Kopfschmerzen und Schwindel können als Nebenwirkungen bei der Einnahme von Lercanidipin auftreten, auch wenn sie im Vergleich zu anderen Nebenwirkungen eher selten sind. Lercanidipin ist ein Calciumkanalblocker, der zur Behandlung von Bluthochdruck eingesetzt wird. Das Medikament erweitert die Blutgefäße, wodurch der Blutdruck gesenkt wird. Durch die Gefäßerweiterung kann es zu einer vorübergehenden Minderdurchblutung des Gehirns kommen, was Kopfschmerzen und Schwindel auslösen kann – besonders zu Beginn der Behandlung oder bei Dosissteigerung. Auch eine zu starke Blutdrucksenkung (Hypotonie) kann diese Symptome verursachen.
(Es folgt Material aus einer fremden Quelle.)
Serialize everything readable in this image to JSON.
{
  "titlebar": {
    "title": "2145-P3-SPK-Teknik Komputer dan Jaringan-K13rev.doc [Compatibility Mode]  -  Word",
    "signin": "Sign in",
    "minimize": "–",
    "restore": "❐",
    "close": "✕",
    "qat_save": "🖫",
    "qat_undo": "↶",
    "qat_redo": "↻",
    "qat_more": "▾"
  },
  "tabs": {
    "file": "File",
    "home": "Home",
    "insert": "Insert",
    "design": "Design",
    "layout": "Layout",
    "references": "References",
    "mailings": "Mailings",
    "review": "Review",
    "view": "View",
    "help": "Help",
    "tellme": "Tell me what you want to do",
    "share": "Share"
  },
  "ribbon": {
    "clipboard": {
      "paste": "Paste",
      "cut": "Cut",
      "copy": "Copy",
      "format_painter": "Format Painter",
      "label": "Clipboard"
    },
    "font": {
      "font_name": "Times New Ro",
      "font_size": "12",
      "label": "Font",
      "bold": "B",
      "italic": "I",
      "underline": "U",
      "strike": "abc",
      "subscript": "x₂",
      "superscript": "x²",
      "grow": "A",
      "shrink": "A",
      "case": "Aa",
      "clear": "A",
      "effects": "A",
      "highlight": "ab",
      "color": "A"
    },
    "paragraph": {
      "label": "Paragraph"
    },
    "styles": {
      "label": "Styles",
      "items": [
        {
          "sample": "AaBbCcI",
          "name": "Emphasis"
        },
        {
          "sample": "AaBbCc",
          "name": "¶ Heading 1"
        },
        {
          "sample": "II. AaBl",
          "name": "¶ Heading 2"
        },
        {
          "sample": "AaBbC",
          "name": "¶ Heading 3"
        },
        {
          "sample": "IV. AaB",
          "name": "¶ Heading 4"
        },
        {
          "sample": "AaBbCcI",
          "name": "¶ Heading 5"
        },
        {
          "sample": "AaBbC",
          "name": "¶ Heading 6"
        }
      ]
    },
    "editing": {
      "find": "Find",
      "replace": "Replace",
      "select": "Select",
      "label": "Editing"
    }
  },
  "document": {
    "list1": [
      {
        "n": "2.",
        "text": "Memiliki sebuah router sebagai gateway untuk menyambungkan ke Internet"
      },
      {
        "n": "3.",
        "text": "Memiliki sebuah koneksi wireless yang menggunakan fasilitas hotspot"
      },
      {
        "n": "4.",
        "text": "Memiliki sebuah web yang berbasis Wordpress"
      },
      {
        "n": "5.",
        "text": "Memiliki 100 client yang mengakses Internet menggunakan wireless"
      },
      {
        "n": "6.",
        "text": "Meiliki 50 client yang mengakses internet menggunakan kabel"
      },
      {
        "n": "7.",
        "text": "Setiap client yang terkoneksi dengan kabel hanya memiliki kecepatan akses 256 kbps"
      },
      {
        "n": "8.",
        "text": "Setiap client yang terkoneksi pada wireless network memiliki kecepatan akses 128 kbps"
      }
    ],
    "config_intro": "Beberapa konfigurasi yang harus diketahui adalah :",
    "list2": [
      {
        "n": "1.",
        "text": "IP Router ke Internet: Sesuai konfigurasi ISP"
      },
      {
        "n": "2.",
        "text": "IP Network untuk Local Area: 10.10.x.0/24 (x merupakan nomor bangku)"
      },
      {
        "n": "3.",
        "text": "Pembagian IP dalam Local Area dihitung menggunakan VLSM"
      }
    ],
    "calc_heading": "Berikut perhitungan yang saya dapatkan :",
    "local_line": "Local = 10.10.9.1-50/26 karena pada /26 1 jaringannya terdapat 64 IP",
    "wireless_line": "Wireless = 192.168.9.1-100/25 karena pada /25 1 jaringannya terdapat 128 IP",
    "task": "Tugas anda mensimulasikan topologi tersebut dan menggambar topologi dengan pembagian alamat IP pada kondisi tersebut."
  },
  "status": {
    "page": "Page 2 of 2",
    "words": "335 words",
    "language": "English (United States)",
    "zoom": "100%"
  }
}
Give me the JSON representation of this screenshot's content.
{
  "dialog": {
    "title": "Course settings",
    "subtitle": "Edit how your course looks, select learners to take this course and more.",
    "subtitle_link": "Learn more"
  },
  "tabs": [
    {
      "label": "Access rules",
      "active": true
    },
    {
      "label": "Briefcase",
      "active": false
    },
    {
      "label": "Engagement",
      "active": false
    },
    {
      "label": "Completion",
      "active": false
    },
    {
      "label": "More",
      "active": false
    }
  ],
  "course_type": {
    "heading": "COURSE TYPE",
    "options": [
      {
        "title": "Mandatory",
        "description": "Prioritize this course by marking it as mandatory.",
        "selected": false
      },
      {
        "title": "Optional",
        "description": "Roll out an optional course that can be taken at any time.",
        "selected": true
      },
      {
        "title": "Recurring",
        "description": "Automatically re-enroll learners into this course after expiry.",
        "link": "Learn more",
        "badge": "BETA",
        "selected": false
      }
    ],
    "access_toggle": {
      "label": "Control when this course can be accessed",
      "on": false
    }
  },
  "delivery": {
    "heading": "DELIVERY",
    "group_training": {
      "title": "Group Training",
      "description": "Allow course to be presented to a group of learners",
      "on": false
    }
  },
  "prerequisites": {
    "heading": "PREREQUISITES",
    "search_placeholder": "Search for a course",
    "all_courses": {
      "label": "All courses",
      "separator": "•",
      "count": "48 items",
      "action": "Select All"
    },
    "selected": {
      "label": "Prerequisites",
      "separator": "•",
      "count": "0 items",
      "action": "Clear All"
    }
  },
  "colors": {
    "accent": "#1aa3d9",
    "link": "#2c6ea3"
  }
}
Obwohl diese Nebenwirkungen laut Fachinformation selten sind, reagieren Menschen unterschiedlich empfindlich auf Medikamente. Faktoren wie Alter, andere Erkrankungen, die Einnahme weiterer Medikamente oder eine zu schnelle Dosissteigerung können das Risiko erhöhen. Sollten die Beschwerden anhalten oder sehr stark sein, ist es ratsam, einen Arzt zu konsultieren, um die Ursache abzuklären und die Therapie gegebenenfalls anzupassen.